On Thu, Jul 2, 2009 at 11:10 AM, Eric Pierce <[email protected]> wrote:

> <snip />
>
> OK, this all works fine - you can use CAS1 or CAS2 to login and ticket
> validation work from both systems but when one server fails, half of the
> ticket validations & logins fail until that server is removed from the
> memcached group.  Why list both servers?  All of the tickets are being
> replicated between the two servers, so if you only connected to memcached on
> localhost you would always see all the tickets and would not have the 50%
> failure rate when the other server was down.  Am I missing something?

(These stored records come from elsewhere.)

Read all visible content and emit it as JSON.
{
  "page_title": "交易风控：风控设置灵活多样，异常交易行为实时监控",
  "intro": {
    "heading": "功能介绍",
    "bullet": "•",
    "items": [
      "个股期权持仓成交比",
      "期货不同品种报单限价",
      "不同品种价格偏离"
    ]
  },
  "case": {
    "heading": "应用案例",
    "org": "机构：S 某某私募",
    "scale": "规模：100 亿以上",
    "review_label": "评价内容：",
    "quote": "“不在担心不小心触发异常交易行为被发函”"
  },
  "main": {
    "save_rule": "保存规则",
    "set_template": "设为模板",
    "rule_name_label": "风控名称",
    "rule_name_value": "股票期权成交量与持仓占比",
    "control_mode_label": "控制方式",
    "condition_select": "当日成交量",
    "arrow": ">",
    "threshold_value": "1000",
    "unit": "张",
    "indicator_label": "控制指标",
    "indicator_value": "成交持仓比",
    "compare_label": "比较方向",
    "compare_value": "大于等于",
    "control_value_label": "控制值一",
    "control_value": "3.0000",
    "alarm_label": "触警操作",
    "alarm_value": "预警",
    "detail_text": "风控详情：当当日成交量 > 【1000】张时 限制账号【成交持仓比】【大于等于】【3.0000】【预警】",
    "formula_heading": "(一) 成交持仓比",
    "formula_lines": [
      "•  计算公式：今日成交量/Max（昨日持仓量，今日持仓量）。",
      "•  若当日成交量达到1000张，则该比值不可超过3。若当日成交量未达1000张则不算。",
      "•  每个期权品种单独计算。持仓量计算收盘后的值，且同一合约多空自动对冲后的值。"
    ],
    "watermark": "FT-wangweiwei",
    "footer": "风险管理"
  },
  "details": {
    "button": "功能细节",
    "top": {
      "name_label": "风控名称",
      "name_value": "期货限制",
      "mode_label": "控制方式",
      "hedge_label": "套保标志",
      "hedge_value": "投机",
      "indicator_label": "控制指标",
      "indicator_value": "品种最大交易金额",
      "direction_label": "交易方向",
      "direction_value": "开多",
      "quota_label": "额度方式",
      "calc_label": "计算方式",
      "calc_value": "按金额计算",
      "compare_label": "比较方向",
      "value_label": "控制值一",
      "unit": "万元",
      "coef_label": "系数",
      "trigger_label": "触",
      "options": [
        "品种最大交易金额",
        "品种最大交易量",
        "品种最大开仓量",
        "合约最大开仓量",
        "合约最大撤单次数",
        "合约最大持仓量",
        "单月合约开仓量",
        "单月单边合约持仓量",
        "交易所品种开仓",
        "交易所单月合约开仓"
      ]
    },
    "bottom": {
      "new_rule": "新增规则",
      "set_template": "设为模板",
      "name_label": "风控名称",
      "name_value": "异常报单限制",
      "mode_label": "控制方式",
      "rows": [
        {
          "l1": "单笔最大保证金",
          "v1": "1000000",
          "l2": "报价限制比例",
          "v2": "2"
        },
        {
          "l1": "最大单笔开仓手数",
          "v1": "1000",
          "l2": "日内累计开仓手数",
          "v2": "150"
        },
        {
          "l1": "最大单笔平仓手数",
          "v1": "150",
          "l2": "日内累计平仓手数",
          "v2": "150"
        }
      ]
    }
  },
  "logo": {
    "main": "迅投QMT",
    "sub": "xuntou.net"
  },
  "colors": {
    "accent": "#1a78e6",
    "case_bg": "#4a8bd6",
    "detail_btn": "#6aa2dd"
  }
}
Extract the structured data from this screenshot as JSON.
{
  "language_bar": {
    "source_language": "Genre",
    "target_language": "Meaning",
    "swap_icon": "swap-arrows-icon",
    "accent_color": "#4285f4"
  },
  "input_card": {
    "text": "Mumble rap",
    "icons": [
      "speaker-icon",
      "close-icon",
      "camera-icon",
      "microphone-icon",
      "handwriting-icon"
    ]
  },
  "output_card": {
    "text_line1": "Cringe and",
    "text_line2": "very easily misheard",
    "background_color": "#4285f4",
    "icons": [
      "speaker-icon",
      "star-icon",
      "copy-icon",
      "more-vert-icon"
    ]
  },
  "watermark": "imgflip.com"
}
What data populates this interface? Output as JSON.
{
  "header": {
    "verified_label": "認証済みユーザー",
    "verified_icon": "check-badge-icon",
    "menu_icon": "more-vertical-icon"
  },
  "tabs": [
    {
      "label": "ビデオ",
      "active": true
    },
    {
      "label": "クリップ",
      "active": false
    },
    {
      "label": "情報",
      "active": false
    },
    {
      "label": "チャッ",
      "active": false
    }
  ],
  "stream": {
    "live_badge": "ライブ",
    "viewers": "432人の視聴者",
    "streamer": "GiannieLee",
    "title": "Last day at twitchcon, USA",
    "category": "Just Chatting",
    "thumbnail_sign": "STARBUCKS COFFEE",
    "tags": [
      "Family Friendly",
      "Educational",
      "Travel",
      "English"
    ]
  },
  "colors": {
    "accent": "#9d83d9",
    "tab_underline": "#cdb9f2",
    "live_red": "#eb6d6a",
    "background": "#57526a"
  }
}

What if localhost is the memcached that crashes, gets killed accidentally,
etc.?

You're obviously free to configure it however you want though :-)  If you
think its a useful alternative to consider, I would recommend adding it to
the documentation.

Cheers
Scott




>
>
>   Eric Pierce, RHCE -- University of South Florida -- (813) 974-8868 --
> [email protected]
>
>
> On Wed, Jul 1, 2009 at 10:08 PM, Scott Battaglia <
> [email protected]> wrote:
>
>> If you're not familiar with how Memcache and repcache work, I recommend
>> reading up on their documentation:
>>
>> http://www.danga.com/memcached/
>> http://repcached.lab.klab.org/
>>
>> You'll want to understand how they work and their implications if you're
>> considering deploying them.
>>
>> Cheers,
>> Scott
>>
>>
>> On Wed, Jul 1, 2009 at 5:56 PM, venu.alla <[email protected]> wrote:
>>
>>> hi,
>>> I see that the memcacheTicketRegistry bean takes a list of the memcache
>>> servers in the form host:ip. We will be doing some quick tests, but thought
>>> I will ask the forum following questions anyways.
>>>
>>>
>>> 1. Does the memcache client do redundant writes to all the hosts in the
>>> list or does it only do failover writes?
>>>
>>> 2. are reads redundant or failover only. By that I mean, if a request
>>> goes to node-A and if the serviceTicket presented is not found there, will
>>> it look up in node-B?
>>>
>>> 3. If it is redundant write and read, then why do we need repcache? Is it
>>> because, if one of the node-1 restarts, repcache will sync the restarted
>>> node to the current state of node-2?